Rute perjalanan menuju sekolah begitu panjang: dari Losari ke Gebang, sebelum akhirnya tiba di Babakan. Jarak tempuhnya kurang lebih 20 km sekali jalan, sehingga jika pulang pergi, Awaynara harus menempuh sekitar 40 km setiap hari. Jarak sejauh itu tentu menjadi tantangan berat baginya, terlebih dengan kondisi keuangan yang pas-pasan.
Suatu pagi, ketika uang di tangan hanya cukup untuk jajan sepotong gorengan, ia termenung di pinggir jalan raya. Deru kendaraan besar melintas, membawa penumpang dan muatan entah ke mana. Matanya tertuju pada sebuah truk yang berhenti sejenak di dekatnya. Perasan takut untuk meminta bantuan secara langsung menghantuinya, ia mencoba mencari ide yang tepat untuk menyampaikan permohonannya itu. Â Ia menghela napas, lalu merogoh tasnya, mengeluarkan secarik kertas.
Dengan pena lusuh, ia mulai menulis:
"Kepada Bapak Supir yang baik hati, semoga harimu penuh kebahagiaan. Aku adalah seorang anak sekolah yang ingin belajar dengan tekun, tapi aku tak punya cukup ongkos. Jika Bapak berkenan, bolehkah aku menumpang sampai Gebang? Terima kasih banyak. Semoga perjalanan Bapak selalu selamat."
Ia melipat surat kecil itu dan mendekati supir truk. Dengan senyum ragu, ia menyerahkan kertas itu. Sang supir membaca, tertawa kecil, lalu mengangguk. "Naiklah, Nak. Nggak usah malu," katanya.
Sejak hari itu, menulis surat menjadi kebiasaan Awaynara. Setiap pagi dan sore, ia menuliskan surat-surat penuh harapan, memuji kebaikan hati para supir, mendoakan keselamatan mereka, dan tak jarang menyelipkan puisi sederhana. Para supir yang menerima surat darinya sering kali tersenyum geli, beberapa bahkan menyimpannya di dashboard truk mereka.

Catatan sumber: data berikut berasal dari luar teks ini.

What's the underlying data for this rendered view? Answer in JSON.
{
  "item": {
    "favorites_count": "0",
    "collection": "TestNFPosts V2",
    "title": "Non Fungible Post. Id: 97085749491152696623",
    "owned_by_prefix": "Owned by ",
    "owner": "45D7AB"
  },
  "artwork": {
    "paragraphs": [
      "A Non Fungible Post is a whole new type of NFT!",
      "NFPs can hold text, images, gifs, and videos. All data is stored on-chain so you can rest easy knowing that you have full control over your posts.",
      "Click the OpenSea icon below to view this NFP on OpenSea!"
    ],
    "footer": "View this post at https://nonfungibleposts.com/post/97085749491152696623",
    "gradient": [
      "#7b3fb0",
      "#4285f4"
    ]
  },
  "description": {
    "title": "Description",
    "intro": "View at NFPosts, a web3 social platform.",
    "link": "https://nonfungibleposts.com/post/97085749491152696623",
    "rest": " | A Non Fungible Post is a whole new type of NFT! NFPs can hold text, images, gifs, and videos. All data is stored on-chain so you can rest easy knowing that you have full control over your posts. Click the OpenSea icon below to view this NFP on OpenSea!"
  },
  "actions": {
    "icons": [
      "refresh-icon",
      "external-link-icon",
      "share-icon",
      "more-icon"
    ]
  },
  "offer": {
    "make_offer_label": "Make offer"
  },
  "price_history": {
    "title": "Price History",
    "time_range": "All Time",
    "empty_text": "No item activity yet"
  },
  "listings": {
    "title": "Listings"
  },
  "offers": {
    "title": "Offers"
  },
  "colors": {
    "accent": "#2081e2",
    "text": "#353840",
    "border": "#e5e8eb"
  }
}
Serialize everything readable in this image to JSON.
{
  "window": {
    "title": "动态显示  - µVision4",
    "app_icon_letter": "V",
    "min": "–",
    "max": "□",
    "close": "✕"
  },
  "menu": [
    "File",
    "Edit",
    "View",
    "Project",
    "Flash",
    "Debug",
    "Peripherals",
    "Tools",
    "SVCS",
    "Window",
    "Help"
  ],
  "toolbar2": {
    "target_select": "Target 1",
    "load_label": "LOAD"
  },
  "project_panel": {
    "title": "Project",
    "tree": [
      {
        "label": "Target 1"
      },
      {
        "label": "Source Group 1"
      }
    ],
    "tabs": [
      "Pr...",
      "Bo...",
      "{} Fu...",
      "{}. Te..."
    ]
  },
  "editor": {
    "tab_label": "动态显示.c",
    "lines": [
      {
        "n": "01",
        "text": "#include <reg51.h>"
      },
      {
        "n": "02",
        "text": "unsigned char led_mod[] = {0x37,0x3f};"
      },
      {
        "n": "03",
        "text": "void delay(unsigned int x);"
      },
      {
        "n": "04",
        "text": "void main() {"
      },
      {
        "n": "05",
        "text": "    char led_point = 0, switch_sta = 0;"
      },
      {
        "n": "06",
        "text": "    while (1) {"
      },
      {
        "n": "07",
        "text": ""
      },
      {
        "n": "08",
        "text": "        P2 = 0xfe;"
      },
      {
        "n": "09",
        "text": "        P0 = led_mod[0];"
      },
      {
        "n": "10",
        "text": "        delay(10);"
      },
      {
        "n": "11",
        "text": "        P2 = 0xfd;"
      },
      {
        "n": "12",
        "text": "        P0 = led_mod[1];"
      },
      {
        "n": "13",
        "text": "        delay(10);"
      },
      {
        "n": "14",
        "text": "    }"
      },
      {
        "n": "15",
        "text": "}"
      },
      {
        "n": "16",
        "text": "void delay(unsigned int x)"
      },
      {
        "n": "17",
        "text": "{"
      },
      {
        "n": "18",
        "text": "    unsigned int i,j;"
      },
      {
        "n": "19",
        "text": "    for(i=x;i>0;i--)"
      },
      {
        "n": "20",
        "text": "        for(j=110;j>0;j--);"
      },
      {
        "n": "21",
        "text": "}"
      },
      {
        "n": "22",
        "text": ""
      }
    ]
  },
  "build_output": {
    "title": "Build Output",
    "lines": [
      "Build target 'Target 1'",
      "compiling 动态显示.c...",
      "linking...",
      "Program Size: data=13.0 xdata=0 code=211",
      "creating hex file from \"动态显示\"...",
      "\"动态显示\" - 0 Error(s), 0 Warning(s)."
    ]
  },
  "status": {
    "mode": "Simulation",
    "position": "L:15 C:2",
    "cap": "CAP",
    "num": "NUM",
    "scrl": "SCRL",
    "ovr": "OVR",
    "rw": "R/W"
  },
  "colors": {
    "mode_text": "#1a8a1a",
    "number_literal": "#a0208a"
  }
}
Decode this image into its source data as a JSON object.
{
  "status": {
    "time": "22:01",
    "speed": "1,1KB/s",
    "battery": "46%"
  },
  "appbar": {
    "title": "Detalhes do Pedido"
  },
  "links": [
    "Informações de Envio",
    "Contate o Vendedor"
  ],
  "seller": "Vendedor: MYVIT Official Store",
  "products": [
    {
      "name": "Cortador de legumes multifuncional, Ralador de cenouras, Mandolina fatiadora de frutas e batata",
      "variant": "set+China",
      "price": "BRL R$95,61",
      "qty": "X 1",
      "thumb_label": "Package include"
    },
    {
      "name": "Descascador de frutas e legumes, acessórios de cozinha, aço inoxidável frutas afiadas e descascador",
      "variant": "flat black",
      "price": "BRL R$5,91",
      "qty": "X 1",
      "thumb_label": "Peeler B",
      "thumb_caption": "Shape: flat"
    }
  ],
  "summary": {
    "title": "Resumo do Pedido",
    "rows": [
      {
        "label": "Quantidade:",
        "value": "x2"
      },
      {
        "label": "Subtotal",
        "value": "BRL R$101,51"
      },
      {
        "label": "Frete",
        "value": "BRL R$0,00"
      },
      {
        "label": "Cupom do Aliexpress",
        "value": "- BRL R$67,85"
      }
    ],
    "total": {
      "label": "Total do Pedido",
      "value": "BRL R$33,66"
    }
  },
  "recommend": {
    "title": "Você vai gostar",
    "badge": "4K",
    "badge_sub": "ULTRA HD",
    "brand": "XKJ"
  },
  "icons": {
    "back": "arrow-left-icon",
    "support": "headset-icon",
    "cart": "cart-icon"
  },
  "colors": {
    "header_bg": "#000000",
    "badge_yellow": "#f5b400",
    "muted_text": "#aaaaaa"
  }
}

"Aku merasa seperti punya banyak teman di jalan," gumamnya suatu hari.
Namun, perjuangan Awaynara tidak hanya soal menumpang. Di sekolah, ia sering diejek oleh teman-temannya karena selalu datang dengan pakaian lusuh dan membawa bekal sederhana. "Masa sih anak SMP masih numpang truk?" ejek seorang teman.
Awaynara hanya tersenyum. Baginya, setiap perjalanan adalah pelajaran. Setiap surat yang ia tulis adalah bentuk perjuangannya untuk meraih ilmu.